Ritualz
Doom
Artoffact Records
It’s difficult to recall now, but the cursory use of the trappings of goth culture in the first waves of witch house was the subject of no small debate upon the latter’s emergence (even on the part of this publication). While the gloom and occult pantomime of witch house was certainly proximal to goth, the issue of whether that interest went deeper in earnest or was just used as a piss-take was never quite clear (and likely varied from act to act, truth be told). It’s refreshing to be revisiting that intersection once again years after the summer of witch house for much more productive reasons. A few years removed from an enjoyable spate of witch house releases, Mexican producer Ritualz (formerly unicoded as †‡†) has released an unexpected record which draws connections between goth and witch house sounds, while also delivering plenty of darkwave goods on the side.

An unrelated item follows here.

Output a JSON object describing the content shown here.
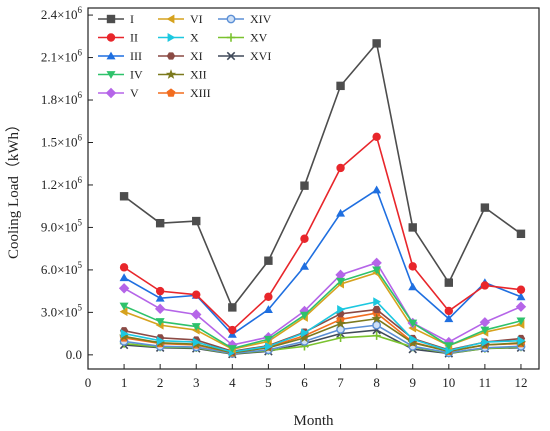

Juan Carlos Lobo Garcia moves through a range of moods and personae on Doom, from the stoic and gloomy “Rats” to the goblin rasp of “Pig”, which feels equal parts aggrotech and Mortiis. While varied, this approach seems less the product of uncertainty than the desire to cover a range of dark modes. Hell, opener “Trash Mental” finds common ground betwixst TR/ST and Skinny Puppy I hadn’t hitherto considered. The murky ascending keyboards of “Journey” recall the swarming noise of sometime Ritualz collaborator Fostercare as handily as they do any ethereal band you’d care to name, and the abrupt shift out of black metal tension into mournful darkwave harmonies on “Echoes” is inspired.
Even when the pace is picked up and the gloom is set aside for a moment, Garcia finds fertile ground. The excellent vampire-themed darkwave stormer “Lust Eternal” connotes Blutengel in the most ideal of ways: the cheese quotient is mitigated, but an ear for immediate yet distinctly dark melodies is in full effect. And it carries no small amount of funk in its delivery, something sorely lacking in darkwave of any era.
With Doom, Garcia is doing the difficult work of connecting modern experimentation with production to classic goth sounds and themes, an undertaking few acts apart from the always underrated Prosymna have risked. It’s certainly more ambitious than simply claiming a shared lineage without demonstrating it, a phenomenon plenty of lesser witch house producers indulged in, now blessedly in the past. However it was done, Doom finds connections which feel both natural and novel. Some eight years on, it’s heartening to find the witch house genome back out in the wild, now elegantly mutated and hybridized.